According to Clive Stafford-Smith, a high-profile British lawyer based in the US, who is an eminent anti-death-penalty campaigner now representing Maharaj, the Goss question is more serious still. The Justices tomorrow will be told that Goss dispatched a go-between to Maharaj's hotel room before the start of the trial to ask him for $50,000, in return for a promise to fix the trial in his favour. Maharaj turned the person away.

"If only Kris had paid that measly amount to the judge, he would be a free man now. Unfortunately, at that time he still believed in the American justice system," Mr Stafford-Smith told me last week.

Much else that seems fishy about the conviction has since emerged, some of it uncovered by Mr Stafford-Smith himself and some by a life insurance firm with which both the Moo Youngs had taken out policies just before their deaths - worth $1m each. It is now suggested that, for example, the prosecution had told the defence privately that Maharaj had failed a lie-detector test and that Butler, the witness, had passed his. It is now claimed that the opposite was true. Maharaj had passed his polygraph test, denying that he had been at the hotel at the time of the murder.
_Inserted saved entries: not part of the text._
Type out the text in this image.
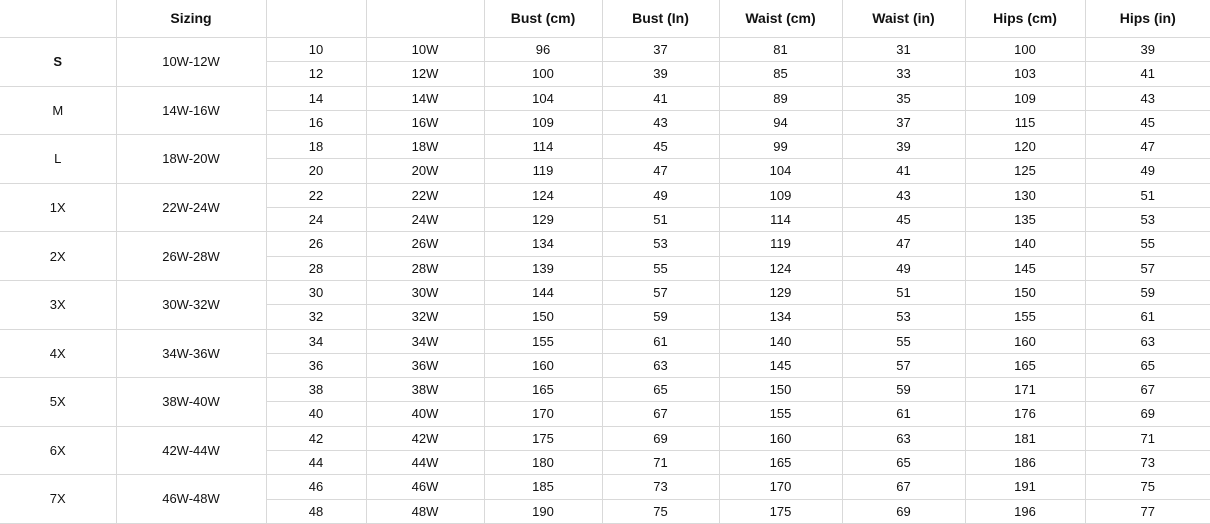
	Sizing			Bust (cm)	Bust (In)	Waist (cm)	Waist (in)	Hips (cm)	Hips (in)
S	10W-12W	10	10W	96	37	81	31	100	39
		12	12W	100	39	85	33	103	41
M	14W-16W	14	14W	104	41	89	35	109	43
		16	16W	109	43	94	37	115	45
L	18W-20W	18	18W	114	45	99	39	120	47
		20	20W	119	47	104	41	125	49
1X	22W-24W	22	22W	124	49	109	43	130	51
		24	24W	129	51	114	45	135	53
2X	26W-28W	26	26W	134	53	119	47	140	55
		28	28W	139	55	124	49	145	57
3X	30W-32W	30	30W	144	57	129	51	150	59
		32	32W	150	59	134	53	155	61
4X	34W-36W	34	34W	155	61	140	55	160	63
		36	36W	160	63	145	57	165	65
5X	38W-40W	38	38W	165	65	150	59	171	67
		40	40W	170	67	155	61	176	69
6X	42W-44W	42	42W	175	69	160	63	181	71
		44	44W	180	71	165	65	186	73
7X	46W-48W	46	46W	185	73	170	67	191	75
		48	48W	190	75	175	69	196	77
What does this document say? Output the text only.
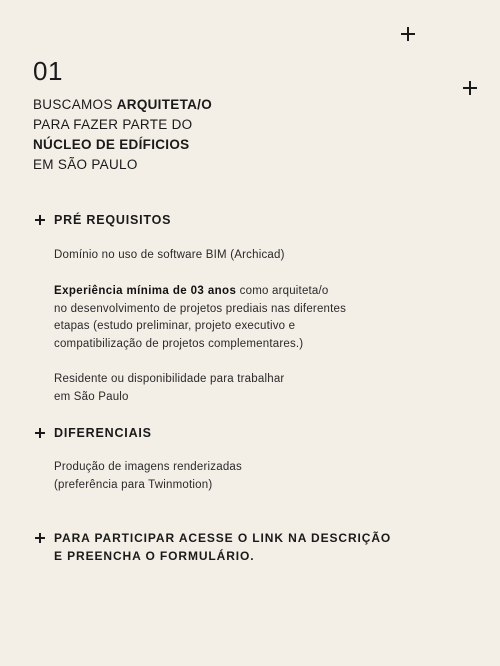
01
BUSCAMOS ARQUITETA/O
PARA FAZER PARTE DO
NÚCLEO DE EDÍFICIOS
EM SÃO PAULO
PRÉ REQUISITOS
Domínio no uso de software BIM (Archicad)
Experiência mínima de 03 anos como arquiteta/o
no desenvolvimento de projetos prediais nas diferentes
etapas (estudo preliminar, projeto executivo e
compatibilização de projetos complementares.)
Residente ou disponibilidade para trabalhar
em São Paulo
DIFERENCIAIS
Produção de imagens renderizadas
(preferência para Twinmotion)
PARA PARTICIPAR ACESSE O LINK NA DESCRIÇÃO
E PREENCHA O FORMULÁRIO.
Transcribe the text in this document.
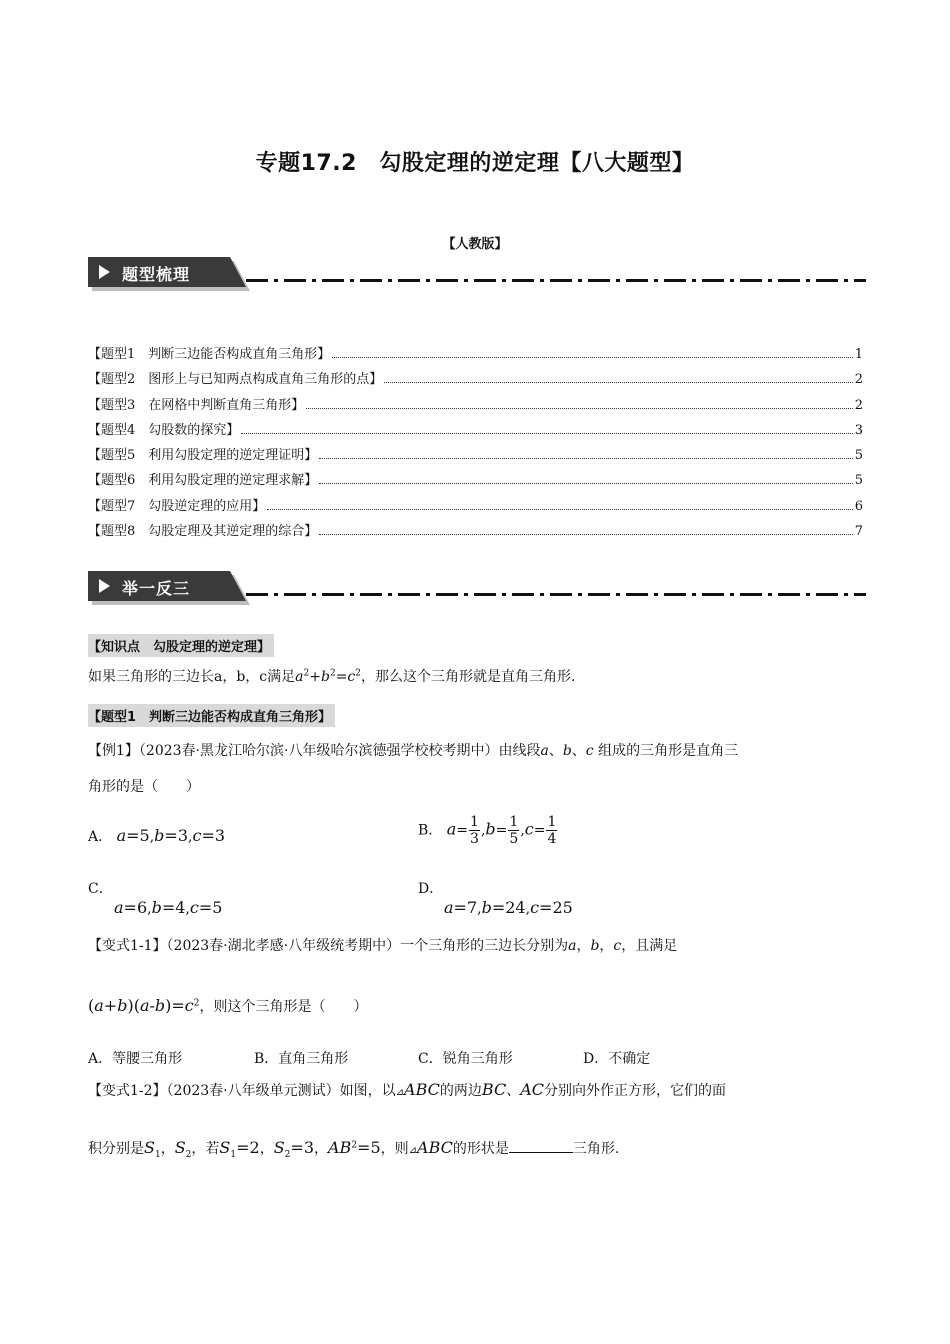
专题17.2　勾股定理的逆定理【八大题型】
【人教版】
题型梳理
【题型1　判断三边能否构成直角三角形】	1
【题型2　图形上与已知两点构成直角三角形的点】	2
【题型3　在网格中判断直角三角形】	2
【题型4　勾股数的探究】	3
【题型5　利用勾股定理的逆定理证明】	5
【题型6　利用勾股定理的逆定理求解】	5
【题型7　勾股逆定理的应用】	6
【题型8　勾股定理及其逆定理的综合】	7
举一反三
【知识点　勾股定理的逆定理】
如果三角形的三边长a，b，c满足$a^2+b^2=c^2$，那么这个三角形就是直角三角形.
【题型1　判断三边能否构成直角三角形】
【例1】（2023春·黑龙江哈尔滨·八年级哈尔滨德强学校校考期中）由线段a、b、c 组成的三角形是直角三
角形的是（　　）
A． a=5,b=3,c=3	B． $a= \frac{1}{3} ,b= \frac{1}{5} ,c= \frac{1}{4}$
C．
a=6,b=4,c=5
D．
a=7,b=24,c=25
【变式1-1】（2023春·湖北孝感·八年级统考期中）一个三角形的三边长分别为a，b，c，且满足
$(a+b)(a-b)=c^2$，则这个三角形是（　　）
A．等腰三角形	B．直角三角形	C．锐角三角形	D．不确定
【变式1-2】（2023春·八年级单元测试）如图，以⊿ABC的两边BC、AC分别向外作正方形，它们的面
积分别是$S_1$，$S_2$，若$S_1=2$，$S_2=3$，$AB^2=5$，则⊿ABC的形状是	三角形.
Mr Stafford-Smith also alleges that the state had evidence, which it suppressed at the time of the trial, that the Moo Youngs did far more than invest in legitimate property deals. They allegedly also had direct links with the drugs-smuggling trade from Latin America.
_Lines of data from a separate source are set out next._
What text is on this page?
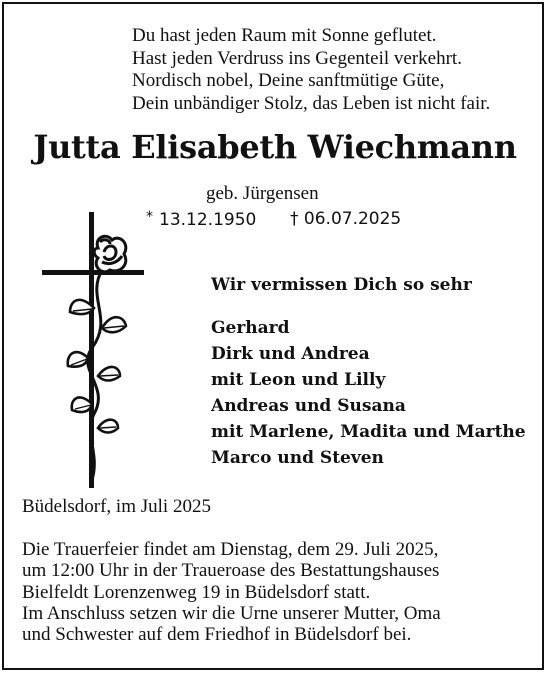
Du hast jeden Raum mit Sonne geflutet.
Hast jeden Verdruss ins Gegenteil verkehrt.
Nordisch nobel, Deine sanftmütige Güte,
Dein unbändiger Stolz, das Leben ist nicht fair.
Jutta Elisabeth Wiechmann
geb. Jürgensen
* 13.12.1950 † 06.07.2025
Wir vermissen Dich so sehr
Gerhard
Dirk und Andrea
mit Leon und Lilly
Andreas und Susana
mit Marlene, Madita und Marthe
Marco und Steven
Büdelsdorf, im Juli 2025
Die Trauerfeier findet am Dienstag, dem 29. Juli 2025,
um 12:00 Uhr in der Traueroase des Bestattungshauses
Bielfeldt Lorenzenweg 19 in Büdelsdorf statt.
Im Anschluss setzen wir die Urne unserer Mutter, Oma
und Schwester auf dem Friedhof in Büdelsdorf bei.
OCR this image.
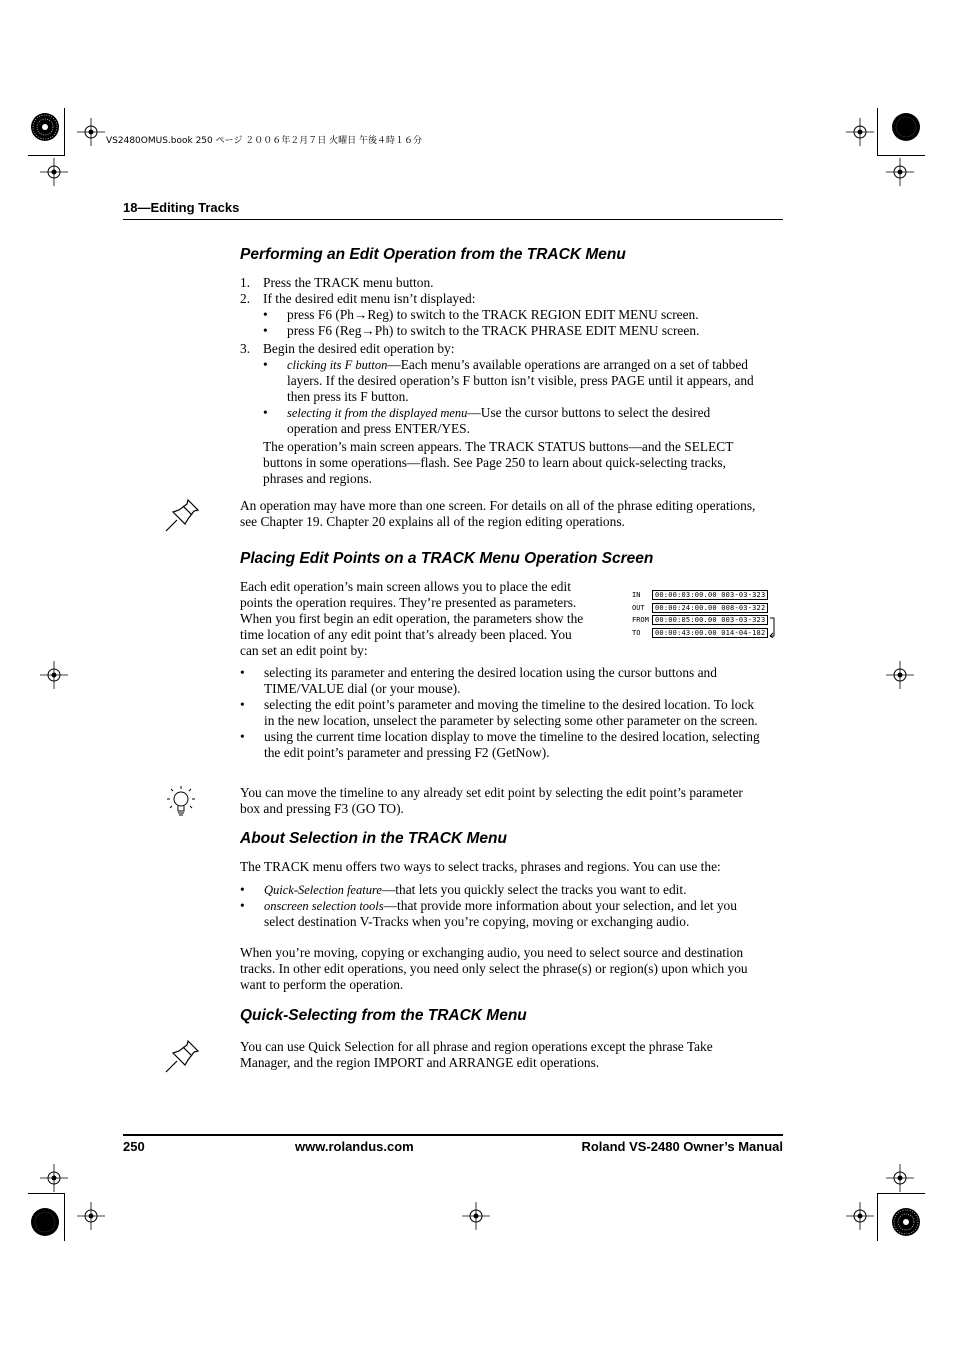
VS2480OMUS.book 250 ページ ２００６年２月７日 火曜日 午後４時１６分
18—Editing Tracks
Performing an Edit Operation from the TRACK Menu
1. Press the TRACK menu button.
2. If the desired edit menu isn’t displayed:
• press F6 (Ph→Reg) to switch to the TRACK REGION EDIT MENU screen.
• press F6 (Reg→Ph) to switch to the TRACK PHRASE EDIT MENU screen.
3. Begin the desired edit operation by:
• clicking its F button—Each menu’s available operations are arranged on a set of tabbed layers. If the desired operation’s F button isn’t visible, press PAGE until it appears, and then press its F button.
• selecting it from the displayed menu—Use the cursor buttons to select the desired operation and press ENTER/YES.

The operation’s main screen appears. The TRACK STATUS buttons—and the SELECT buttons in some operations—flash. See Page 250 to learn about quick-selecting tracks, phrases and regions.

An operation may have more than one screen. For details on all of the phrase editing operations, see Chapter 19. Chapter 20 explains all of the region editing operations.
Placing Edit Points on a TRACK Menu Operation Screen
Each edit operation’s main screen allows you to place the edit points the operation requires. They’re presented as parameters. When you first begin an edit operation, the parameters show the time location of any edit point that’s already been placed. You can set an edit point by:
IN 00:00:03:00.00 003-03-323
OUT 00:00:24:00.00 008-03-322
FROM 00:00:05:00.00 003-03-323
TO 00:00:43:00.00 014-04-182
• selecting its parameter and entering the desired location using the cursor buttons and TIME/VALUE dial (or your mouse).
• selecting the edit point’s parameter and moving the timeline to the desired location. To lock in the new location, unselect the parameter by selecting some other parameter on the screen.
• using the current time location display to move the timeline to the desired location, selecting the edit point’s parameter and pressing F2 (GetNow).
You can move the timeline to any already set edit point by selecting the edit point’s parameter box and pressing F3 (GO TO).
About Selection in the TRACK Menu
The TRACK menu offers two ways to select tracks, phrases and regions. You can use the:
• Quick-Selection feature—that lets you quickly select the tracks you want to edit.
• onscreen selection tools—that provide more information about your selection, and let you select destination V-Tracks when you’re copying, moving or exchanging audio.
When you’re moving, copying or exchanging audio, you need to select source and destination tracks. In other edit operations, you need only select the phrase(s) or region(s) upon which you want to perform the operation.
Quick-Selecting from the TRACK Menu
You can use Quick Selection for all phrase and region operations except the phrase Take Manager, and the region IMPORT and ARRANGE edit operations.
250	www.rolandus.com	Roland VS-2480 Owner’s Manual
It appears, moreover, that they were engaged in a huge money-laundering scam, worth some $5bn, that spanned the Caribbean. If, as Mr Stafford-Smith believes, the Moo Youngs were also attempting to skim profits from the laundering operation - thus defrauding others much more powerful than Maharaj - then, he said, "surely that gives a much better idea of a motive for someone else to kill them".

In short, the justices, sitting in the Supreme Court in Tallahassee, will be told not only that the first trial was deeply flawed but also that Maharaj was set up and framed by the true perpetrators of the Moo Young slayings. They will hear that he can provide no fewer than eight witnesses ready to testify that he was indeed in Fort Lauderdale when the shootings occurred. Meanwhile, others who testified for the state at the trial have since recanted their testimonies.
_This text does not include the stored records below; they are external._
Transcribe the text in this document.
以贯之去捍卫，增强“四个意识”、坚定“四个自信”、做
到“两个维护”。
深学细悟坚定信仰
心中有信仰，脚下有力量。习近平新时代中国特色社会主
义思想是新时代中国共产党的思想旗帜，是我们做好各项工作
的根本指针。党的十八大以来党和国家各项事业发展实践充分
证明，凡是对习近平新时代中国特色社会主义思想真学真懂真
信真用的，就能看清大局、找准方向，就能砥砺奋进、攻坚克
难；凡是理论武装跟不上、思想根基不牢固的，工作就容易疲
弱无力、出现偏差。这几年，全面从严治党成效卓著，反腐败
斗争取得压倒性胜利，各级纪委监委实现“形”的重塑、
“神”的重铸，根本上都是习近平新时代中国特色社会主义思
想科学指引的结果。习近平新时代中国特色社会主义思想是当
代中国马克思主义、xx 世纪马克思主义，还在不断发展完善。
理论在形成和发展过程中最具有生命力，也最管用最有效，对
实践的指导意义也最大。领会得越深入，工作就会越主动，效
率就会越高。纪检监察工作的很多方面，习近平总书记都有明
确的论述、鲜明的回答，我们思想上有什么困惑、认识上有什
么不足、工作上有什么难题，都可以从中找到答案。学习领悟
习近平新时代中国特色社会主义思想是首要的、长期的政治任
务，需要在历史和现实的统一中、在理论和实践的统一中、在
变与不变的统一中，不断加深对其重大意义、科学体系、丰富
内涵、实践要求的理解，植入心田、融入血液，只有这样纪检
Also speaking up for Maharaj in London is Lord Goodhart, the Liberal Democrat peer. "There are some extraordinary and gross irregularities in the conduct of the case, which makes the conviction wholly unsound," he remarked. "The Bar is particularly concerned with the procedural flaws. It is quite extraordinary that the judge was hauled off in shackles after three days of the trial and that his successor took over and did not restart the trial."

One voice, however, is missing. And of all the twists in this sorry tale, this is surely the strangest and most poignant. Not one word has been heard from a certain Ramesh Maharaj. This name you may know if you are from Trinidad and Tobago itself, or if you have been following its government's zealous reintroduction, over recent months, of the death penalty there. The politician most directly responsible for reinstating the gallows in the city prison of Port of Spain is that country's powerful and charismatic Attorney-General - Ramesh Maharaj. And Ramesh, believe it nor not, is Krishna's younger brother.

It is perhaps not surprising, in such extraordinary circumstances, that Ramesh Maharaj has kept his counsel on his brother's predicament. Reporters who have attempted to draw him on the subject have met with determined silence. It was Krishna, after all, who paid for his younger brother's legal training in London and helped him to the position he now holds. But as the Caribbean's foremost proponent of accelerating executions, Ramesh, apparently, has opted not to speak out about a brother who is himself on death row.

Ramesh, says Mr Stafford-Smith, has been "absolutely useless" to Krishna. But then so, he adds, has almost everyone else - the state of Florida, the British Government and indeed us, the British media, too.